Окончательно запутавшийся в полусонных ночных мыслях Корсак зевнул, хрустнув десятки раз выбитой на тренировках и в реальных драках челюстью, и попросил жену объясниться.
— Ты помнишь тридцать седьмой?
— Я его очень хорошо помню, — резко ответил Ярослав, и на комнату от этих слов словно опустилось ледяное покрывало.
— Вот я и спрашиваю — закончилось ли все это? В конце концов, Слава, не может же это продолжаться вечно… — Светлана шептала едва слышно. Голос Корсака напугал ее. Ленька завозился в кроватке, а Света ткнула мужа кулаком в бок. — Из этого страшного времени я вынесла только воспоминания о реве моторов машин, подъезжающих к домам, плач за окном, крики и хлопанье дверок автомобилей, в которых усаживали людей. Боже мой… Я не так боялась войны, как этих воспоминаний. Но, наверное, так было нужно, правда? Враги окружали нас, и товарищ Сталин нас спасал. Ты тоже так думаешь, милый? Это ведь не может повториться? — Она задавала вопросы, и свистящий шепот ее резал воздух, как опасная бритва. Он проходил по сердцу Корсака и мешал ему сосредоточиться. — Сейчас этого быть уже не может. Мы победили, и кто знает, выиграли бы мы эту войну, не устрани Сталин всех наших врагов. Ты тоже так думаешь, Слава?
— Конечно, — через силу подтвердил Корсак, ничуть не сомневаясь, что думает он по-другому. — С нами все будет хорошо, Ленчик вырастет и будет играть в ЦДКА нападающим. Ты хочешь, чтобы наш мальчуган играл в хоккей?
— А там дерутся?
— Что ты, что ты!..
— Тихо!..
— Там играют с шайбой. Ловкость рук и ног, защитные шлемы, щитки… Так, значит, ты первая дежуришь?
Светлана шутливо шлепнула мужа по лбу ладошкой и развернулась к сыну. У окна, в резной кроватке, купленной Славой на рынке, спал их сын. Шел первый год его жизни и одна тысяча девятьсот сорок шестой от Рождества Христова…
Корсак почувствовал, что в дверь раздастся стук за несколько мгновений до того, как это случилось. Привычка чувствовать приближающегося врага, выработанная за годы, дала о себе знать безошибочно. Кто-то за дверью только еще поднимал руку, чтобы нарушить покой квартиры, а Слава уже откидывал одеяло и опускал на холодный пол ноги.

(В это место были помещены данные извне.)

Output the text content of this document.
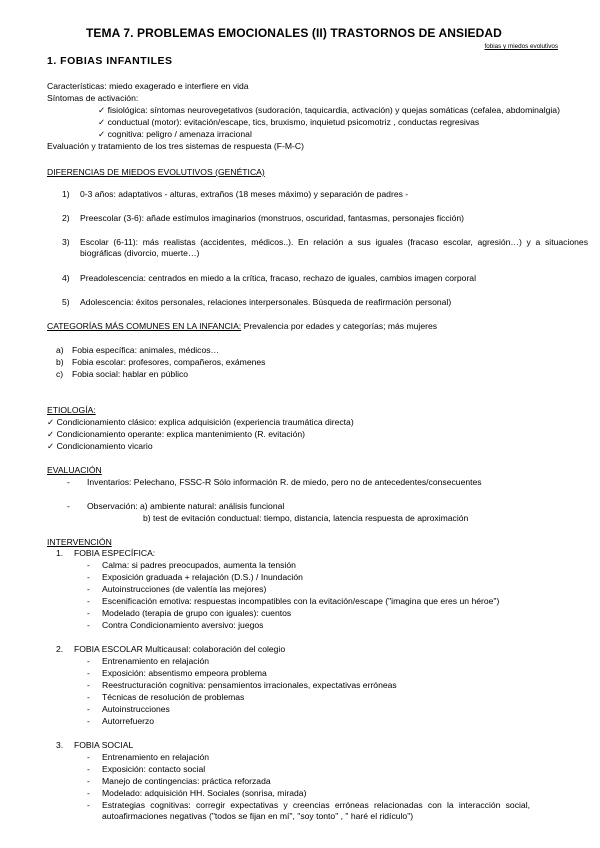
TEMA 7. PROBLEMAS EMOCIONALES (II) TRASTORNOS DE ANSIEDAD
fobias y miedos evolutivos
1. FOBIAS INFANTILES
Características: miedo exagerado e interfiere en vida
Síntomas de activación:
✓ fisiológica: síntomas neurovegetativos (sudoración, taquicardia, activación) y quejas somáticas (cefalea, abdominalgia)
✓ conductual (motor): evitación/escape, tics, bruxismo, inquietud psicomotriz , conductas regresivas
✓ cognitiva: peligro / amenaza irracional
Evaluación y tratamiento de los tres sistemas de respuesta (F-M-C)
DIFERENCIAS DE MIEDOS EVOLUTIVOS (GENÉTICA)
1) 0-3 años: adaptativos - alturas, extraños (18 meses máximo) y separación de padres -
2) Preescolar (3-6): añade estímulos imaginarios (monstruos, oscuridad, fantasmas, personajes ficción)
3) Escolar (6-11): más realistas (accidentes, médicos..). En relación a sus iguales (fracaso escolar, agresión…) y a situaciones biográficas (divorcio, muerte…)
4) Preadolescencia: centrados en miedo a la crítica, fracaso, rechazo de iguales, cambios imagen corporal
5) Adolescencia: éxitos personales, relaciones interpersonales. Búsqueda de reafirmación personal)
CATEGORÍAS MÁS COMUNES EN LA INFANCIA: Prevalencia por edades y categorías; más mujeres
a) Fobia específica: animales, médicos…
b) Fobia escolar: profesores, compañeros, exámenes
c) Fobia social: hablar en público
ETIOLOGÍA:
✓ Condicionamiento clásico: explica adquisición (experiencia traumática directa)
✓ Condicionamiento operante: explica mantenimiento (R. evitación)
✓ Condicionamiento vicario
EVALUACIÓN
- Inventarios: Pelechano, FSSC-R Sólo información R. de miedo, pero no de antecedentes/consecuentes
- Observación: a) ambiente natural: análisis funcional
b) test de evitación conductual: tiempo, distancia, latencia respuesta de aproximación
INTERVENCIÓN
1. FOBIA ESPECÍFICA:
- Calma: si padres preocupados, aumenta la tensión
- Exposición graduada + relajación (D.S.) / Inundación
- Autoinstrucciones (de valentía las mejores)
- Escenificación emotiva: respuestas incompatibles con la evitación/escape ("imagina que eres un héroe")
- Modelado (terapia de grupo con iguales): cuentos
- Contra Condicionamiento aversivo: juegos
2. FOBIA ESCOLAR Multicausal: colaboración del colegio
- Entrenamiento en relajación
- Exposición: absentismo empeora problema
- Reestructuración cognitiva: pensamientos irracionales, expectativas erróneas
- Técnicas de resolución de problemas
- Autoinstrucciones
- Autorrefuerzo
3. FOBIA SOCIAL
- Entrenamiento en relajación
- Exposición: contacto social
- Manejo de contingencias: práctica reforzada
- Modelado: adquisición HH. Sociales (sonrisa, mirada)
- Estrategias cognitivas: corregir expectativas y creencias erróneas relacionadas con la interacción social, autoafirmaciones negativas ("todos se fijan en mí", "soy tonto" , " haré el ridículo")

— Господи!.. — раздался в коридоре голос соседки, Мидии Эммануиловны. — Что же вы так стучите-то, окаянные! Дитя только-только успокоилось!..

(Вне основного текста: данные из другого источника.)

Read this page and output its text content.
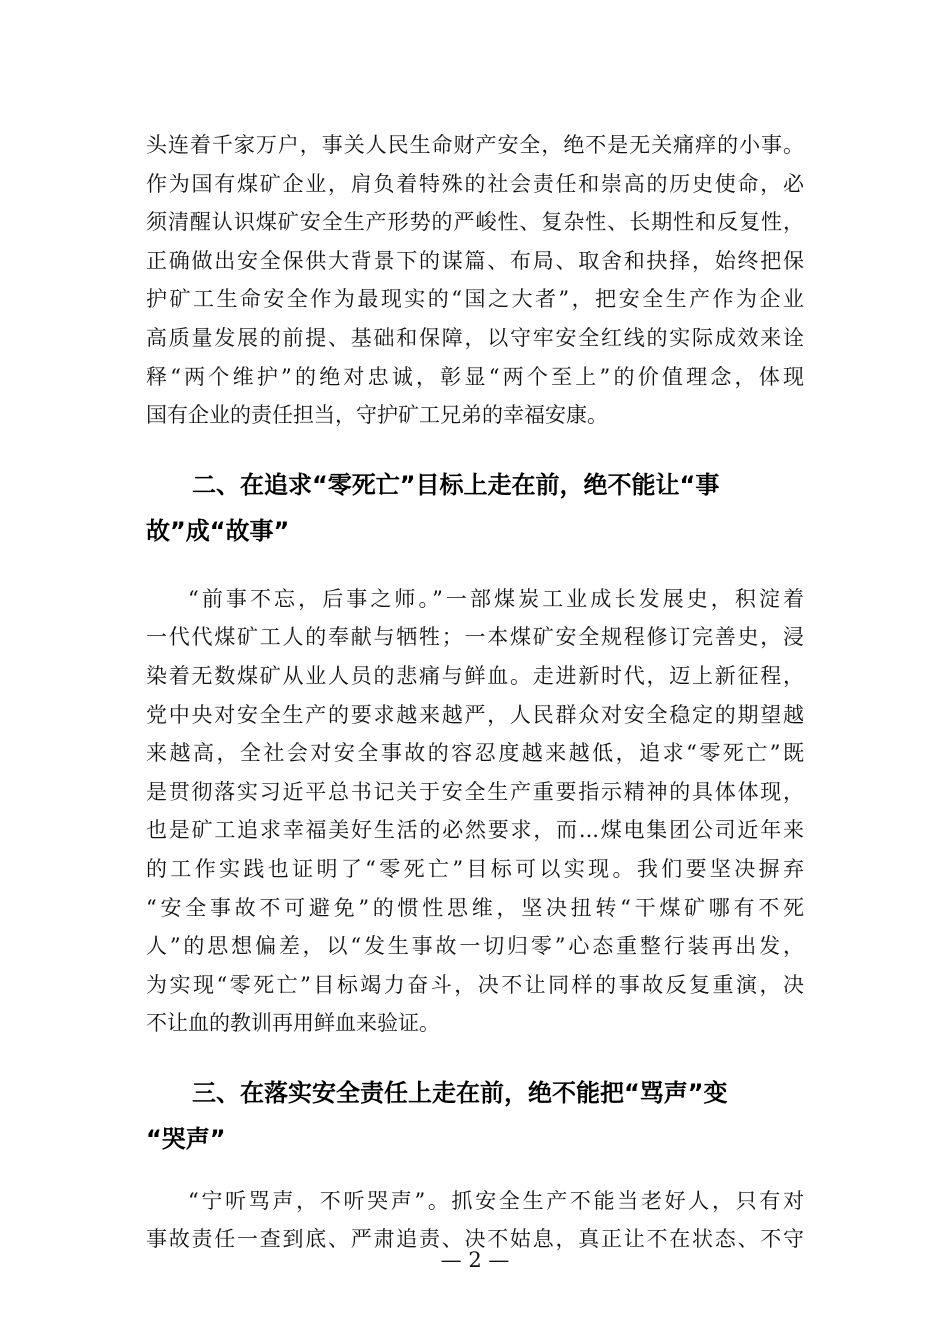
头连着千家万户，事关人民生命财产安全，绝不是无关痛痒的小事。
作为国有煤矿企业，肩负着特殊的社会责任和崇高的历史使命，必
须清醒认识煤矿安全生产形势的严峻性、复杂性、长期性和反复性，
正确做出安全保供大背景下的谋篇、布局、取舍和抉择，始终把保
护矿工生命安全作为最现实的“国之大者”，把安全生产作为企业
高质量发展的前提、基础和保障，以守牢安全红线的实际成效来诠
释“两个维护”的绝对忠诚，彰显“两个至上”的价值理念，体现
国有企业的责任担当，守护矿工兄弟的幸福安康。
二、在追求“零死亡”目标上走在前，绝不能让“事
故”成“故事”
“前事不忘，后事之师。”一部煤炭工业成长发展史，积淀着
一代代煤矿工人的奉献与牺牲；一本煤矿安全规程修订完善史，浸
染着无数煤矿从业人员的悲痛与鲜血。走进新时代，迈上新征程，
党中央对安全生产的要求越来越严，人民群众对安全稳定的期望越
来越高，全社会对安全事故的容忍度越来越低，追求“零死亡”既
是贯彻落实习近平总书记关于安全生产重要指示精神的具体体现，
也是矿工追求幸福美好生活的必然要求，而...煤电集团公司近年来
的工作实践也证明了“零死亡”目标可以实现。我们要坚决摒弃
“安全事故不可避免”的惯性思维，坚决扭转“干煤矿哪有不死
人”的思想偏差，以“发生事故一切归零”心态重整行装再出发，
为实现“零死亡”目标竭力奋斗，决不让同样的事故反复重演，决
不让血的教训再用鲜血来验证。
三、在落实安全责任上走在前，绝不能把“骂声”变
“哭声”
“宁听骂声，不听哭声”。抓安全生产不能当老好人，只有对
事故责任一查到底、严肃追责、决不姑息，真正让不在状态、不守
— 2 —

Клацание замка, топот ног, охание бабульки Мидии — все это донеслось до слуха Корсака в мгновение ока. И тут же, заставляя Ленчика разреветься, загрохотали кулаки в дверь их комнаты.
— Корсак! Откройте дверь, Корсак! Мы знаем, что вы дома! Не делайте глупостей! — звучал чей-то резкий голос у косяка.
— Граф хренов… — добавил кто-то второй вполголоса.
— Корсак… — прошептала Светлана, и глаза ее на побелевшем лице при свете уже зажженной лампы стали большими и бездонными.
— Вы ошиблись, — изо всех сил, понимая, что ей-то все равно ничего не станется, протестовала Мидия, — здесь Корсаки не живут! Тут проживает семья Корнеевых!
— Открывай, мать твою! Иначе дверь вышибу к чертовой матери, еще хуже будет!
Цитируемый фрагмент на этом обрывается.